The man he wanted to kill tipped a handful of pennies out of his purse. Kasmin counted them. Too many. He left a couple behind. The man was watching him, peering at him, looking too hard for comfort.

‘Better be good, this,’ he grunted. ‘Came here special, we did. You must be right friendly with that weird old fellow down by the river. Said this was the best place in the Maze for a drink. Don’t look it.’

Kasmin shrugged. He took his pennies and backed away. So the witch-doctor had sent them here. Saffran Kuy, another refugee from a kingdom that didn’t exist any more. Syannis and Kuy, the thief-taker who hadn’t always been a thief-taker, the witch-doctor who hadn’t always been a witch-doctor. And him, the tavern-keeper who’d once been a soldier. They’d all come here because it was far, far away, because they had no home and nowhere was safe any more, and it was all thanks to one man. Radek of Kalda.

And here, sitting in the corner of Kasmin’s tavern was the Headsman. One of Radek’s lieutenants. The one Kasmin hated the most.

PART ONE

A PRINCE’S GIFT

1

KELM’S TEETH

Deephaven! Great northern port of the Empire, young and vibrant and alive with a wild frantic energy! While cities like Varr slipped into decadence with a fatal resignation, Deephaven ran out to embrace it and offer up its heart. Here anything was possible, here north met south, all that was Aria collided with all that was not; it was a place where swords and lives and even kingdoms were bought and sold, a place always humming with anticipation of what the next moment would bring even as it revelled in the last.

Berren sat slumped in the corner of a cold stone room, drumming his fingers on his knee. The world outside the sun-temple was rousing itself from the torpor of winter and sniffing the possibilities of spring. Barges from the City of Spires were riding the thaw down the river and the first boats from distant Varr wouldn’t be far behind. The world outside was waking up.

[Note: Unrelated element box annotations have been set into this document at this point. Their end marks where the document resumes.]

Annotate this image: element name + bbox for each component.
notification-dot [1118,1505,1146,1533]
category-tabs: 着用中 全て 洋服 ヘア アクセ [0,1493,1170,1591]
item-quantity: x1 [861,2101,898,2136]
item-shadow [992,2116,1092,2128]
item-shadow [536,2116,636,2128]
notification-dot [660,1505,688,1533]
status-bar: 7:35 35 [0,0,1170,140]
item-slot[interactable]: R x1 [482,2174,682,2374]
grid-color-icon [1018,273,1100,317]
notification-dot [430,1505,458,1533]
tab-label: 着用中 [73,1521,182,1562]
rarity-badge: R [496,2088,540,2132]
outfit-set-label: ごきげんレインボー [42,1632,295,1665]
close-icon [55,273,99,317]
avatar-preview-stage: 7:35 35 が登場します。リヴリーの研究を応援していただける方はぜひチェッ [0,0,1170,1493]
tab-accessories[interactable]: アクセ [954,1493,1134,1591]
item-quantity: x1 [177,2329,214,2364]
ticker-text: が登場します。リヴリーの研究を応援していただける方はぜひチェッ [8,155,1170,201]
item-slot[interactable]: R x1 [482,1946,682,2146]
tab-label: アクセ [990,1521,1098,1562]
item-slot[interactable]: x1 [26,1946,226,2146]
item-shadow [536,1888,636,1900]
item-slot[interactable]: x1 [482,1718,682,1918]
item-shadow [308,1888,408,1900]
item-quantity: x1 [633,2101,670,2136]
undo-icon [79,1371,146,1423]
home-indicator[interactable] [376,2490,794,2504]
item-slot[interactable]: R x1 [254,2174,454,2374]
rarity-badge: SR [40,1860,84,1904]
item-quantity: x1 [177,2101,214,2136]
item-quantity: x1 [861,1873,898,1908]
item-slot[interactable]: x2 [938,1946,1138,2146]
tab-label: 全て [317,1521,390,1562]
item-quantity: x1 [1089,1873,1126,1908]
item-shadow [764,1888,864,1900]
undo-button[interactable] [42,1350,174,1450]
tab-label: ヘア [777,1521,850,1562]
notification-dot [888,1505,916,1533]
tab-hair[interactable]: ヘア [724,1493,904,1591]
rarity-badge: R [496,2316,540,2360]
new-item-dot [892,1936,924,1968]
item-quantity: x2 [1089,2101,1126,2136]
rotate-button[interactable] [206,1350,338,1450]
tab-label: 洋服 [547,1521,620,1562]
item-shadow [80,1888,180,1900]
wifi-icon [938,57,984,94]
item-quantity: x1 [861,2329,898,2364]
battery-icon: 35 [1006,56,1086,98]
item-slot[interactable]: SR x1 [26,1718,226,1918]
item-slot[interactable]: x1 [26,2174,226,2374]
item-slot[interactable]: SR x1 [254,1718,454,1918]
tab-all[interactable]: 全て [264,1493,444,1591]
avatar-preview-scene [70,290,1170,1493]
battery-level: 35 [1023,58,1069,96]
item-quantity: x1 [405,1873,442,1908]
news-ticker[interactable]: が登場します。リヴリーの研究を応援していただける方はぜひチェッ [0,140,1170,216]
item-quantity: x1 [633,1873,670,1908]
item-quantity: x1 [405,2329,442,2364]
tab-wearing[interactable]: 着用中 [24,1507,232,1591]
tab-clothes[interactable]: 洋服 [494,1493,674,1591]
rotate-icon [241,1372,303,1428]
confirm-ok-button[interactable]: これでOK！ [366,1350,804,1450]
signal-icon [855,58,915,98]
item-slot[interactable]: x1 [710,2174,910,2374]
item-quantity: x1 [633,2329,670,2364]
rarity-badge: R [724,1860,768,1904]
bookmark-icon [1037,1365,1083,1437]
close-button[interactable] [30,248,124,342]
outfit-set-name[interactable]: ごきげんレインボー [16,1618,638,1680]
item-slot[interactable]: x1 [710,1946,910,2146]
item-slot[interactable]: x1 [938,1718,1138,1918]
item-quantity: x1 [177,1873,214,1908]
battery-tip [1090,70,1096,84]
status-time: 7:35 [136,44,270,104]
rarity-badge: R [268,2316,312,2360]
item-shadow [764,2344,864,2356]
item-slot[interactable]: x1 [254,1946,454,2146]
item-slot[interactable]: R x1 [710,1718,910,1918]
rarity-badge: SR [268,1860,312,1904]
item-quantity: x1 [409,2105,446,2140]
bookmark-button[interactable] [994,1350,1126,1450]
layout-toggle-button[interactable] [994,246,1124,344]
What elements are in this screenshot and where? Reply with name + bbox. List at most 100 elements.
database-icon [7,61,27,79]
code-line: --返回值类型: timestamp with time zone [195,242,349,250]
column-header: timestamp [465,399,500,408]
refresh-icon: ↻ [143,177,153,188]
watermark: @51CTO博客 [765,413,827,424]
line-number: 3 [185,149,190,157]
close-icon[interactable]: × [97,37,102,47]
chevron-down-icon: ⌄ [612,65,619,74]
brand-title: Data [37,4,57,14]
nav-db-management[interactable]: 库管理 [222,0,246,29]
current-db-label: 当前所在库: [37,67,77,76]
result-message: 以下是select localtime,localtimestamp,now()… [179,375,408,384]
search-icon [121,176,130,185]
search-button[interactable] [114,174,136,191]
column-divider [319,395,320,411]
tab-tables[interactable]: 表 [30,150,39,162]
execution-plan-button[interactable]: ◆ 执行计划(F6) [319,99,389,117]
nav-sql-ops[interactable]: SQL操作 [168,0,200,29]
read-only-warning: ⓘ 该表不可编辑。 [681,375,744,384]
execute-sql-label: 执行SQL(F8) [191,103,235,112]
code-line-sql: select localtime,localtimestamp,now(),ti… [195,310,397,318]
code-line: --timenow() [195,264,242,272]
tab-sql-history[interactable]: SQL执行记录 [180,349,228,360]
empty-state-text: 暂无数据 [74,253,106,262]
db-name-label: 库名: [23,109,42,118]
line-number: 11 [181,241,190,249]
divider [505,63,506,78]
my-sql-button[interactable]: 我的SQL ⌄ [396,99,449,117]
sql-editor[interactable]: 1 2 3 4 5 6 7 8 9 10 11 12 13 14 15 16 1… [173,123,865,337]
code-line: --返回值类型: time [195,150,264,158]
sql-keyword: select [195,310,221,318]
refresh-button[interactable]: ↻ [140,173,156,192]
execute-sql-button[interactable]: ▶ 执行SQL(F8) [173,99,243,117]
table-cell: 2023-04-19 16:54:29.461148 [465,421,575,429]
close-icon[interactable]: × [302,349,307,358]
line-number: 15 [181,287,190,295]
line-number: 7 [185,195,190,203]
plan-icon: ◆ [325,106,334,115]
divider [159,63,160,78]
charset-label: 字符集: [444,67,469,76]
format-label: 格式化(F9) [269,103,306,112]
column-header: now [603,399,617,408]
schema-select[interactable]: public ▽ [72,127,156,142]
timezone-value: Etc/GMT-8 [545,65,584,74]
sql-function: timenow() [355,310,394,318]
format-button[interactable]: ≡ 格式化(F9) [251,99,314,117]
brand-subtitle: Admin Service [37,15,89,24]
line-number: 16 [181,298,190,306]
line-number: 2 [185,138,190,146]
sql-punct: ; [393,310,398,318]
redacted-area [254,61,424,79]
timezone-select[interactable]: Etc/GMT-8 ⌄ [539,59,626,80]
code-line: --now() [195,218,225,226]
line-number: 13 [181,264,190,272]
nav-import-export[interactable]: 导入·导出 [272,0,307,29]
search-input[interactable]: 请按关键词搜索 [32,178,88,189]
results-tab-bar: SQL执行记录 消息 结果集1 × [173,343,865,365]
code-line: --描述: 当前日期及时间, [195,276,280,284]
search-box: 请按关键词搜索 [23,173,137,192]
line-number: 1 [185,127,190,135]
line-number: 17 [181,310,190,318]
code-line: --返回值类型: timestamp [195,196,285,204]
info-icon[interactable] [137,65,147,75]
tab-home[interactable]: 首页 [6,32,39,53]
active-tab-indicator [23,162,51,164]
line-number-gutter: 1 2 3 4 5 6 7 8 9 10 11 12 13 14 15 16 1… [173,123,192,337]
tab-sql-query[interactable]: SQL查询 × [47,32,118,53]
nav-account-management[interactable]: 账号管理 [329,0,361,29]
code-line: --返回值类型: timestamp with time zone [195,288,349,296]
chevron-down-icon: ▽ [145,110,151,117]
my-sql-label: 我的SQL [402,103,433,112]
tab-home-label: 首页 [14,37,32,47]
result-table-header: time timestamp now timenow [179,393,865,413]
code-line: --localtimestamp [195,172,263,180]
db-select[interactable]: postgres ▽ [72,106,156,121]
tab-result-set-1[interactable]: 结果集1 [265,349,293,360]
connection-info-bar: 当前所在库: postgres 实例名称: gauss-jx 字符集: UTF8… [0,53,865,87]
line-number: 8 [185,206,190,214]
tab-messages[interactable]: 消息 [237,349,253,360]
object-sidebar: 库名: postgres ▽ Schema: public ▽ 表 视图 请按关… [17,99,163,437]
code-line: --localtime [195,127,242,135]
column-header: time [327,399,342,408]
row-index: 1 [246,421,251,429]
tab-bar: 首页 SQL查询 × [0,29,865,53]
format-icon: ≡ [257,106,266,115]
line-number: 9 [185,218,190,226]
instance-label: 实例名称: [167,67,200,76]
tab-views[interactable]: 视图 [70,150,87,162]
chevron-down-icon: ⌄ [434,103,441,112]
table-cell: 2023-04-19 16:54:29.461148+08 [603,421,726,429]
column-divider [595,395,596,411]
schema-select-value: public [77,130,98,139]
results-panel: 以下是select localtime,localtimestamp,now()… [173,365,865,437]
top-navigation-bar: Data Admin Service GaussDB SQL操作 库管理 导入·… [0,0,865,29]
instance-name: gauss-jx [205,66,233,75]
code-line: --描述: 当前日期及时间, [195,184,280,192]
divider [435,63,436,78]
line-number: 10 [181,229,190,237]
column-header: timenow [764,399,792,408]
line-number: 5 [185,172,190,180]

The world inside the temple, however, had largely gone to sleep. At the front of the class, Teacher Sterm was droning on about something that didn’t interest Berren in the least. Berren was daydreaming. If the little teaching cell had had a window, he’d have been staring out of it, counting the leaves on the trees. He could hear the hiss of rain, slithering in through the half-closed door. After a bit he started to count the drips falling off the lintel instead. Anything. Whatever it took to make the seconds hurry on past. After all, it wasn’t every day you got to meet a prince.

A stinging blow on his cheek summoned his thoughts back. Sterm had a cane and in the month since he’d first counted Berren among his students, he’d had a lot of practice using it. He was getting quite good with it, but Berren thought he’d best not tell him. Not yet. He was saving that.

‘Your master pays me money to teach you, boy,’ snapped the priest. ‘It’s no bother to me if you sleep through everything I have to say, but I imagine he will have a different view when I tell him. Get up.’

Berren wasn’t so sure about that. Master Sy was a more religious man than some, but he generally had enough reasons to be annoyed at Berren without anything Teacher Sterm might have to say.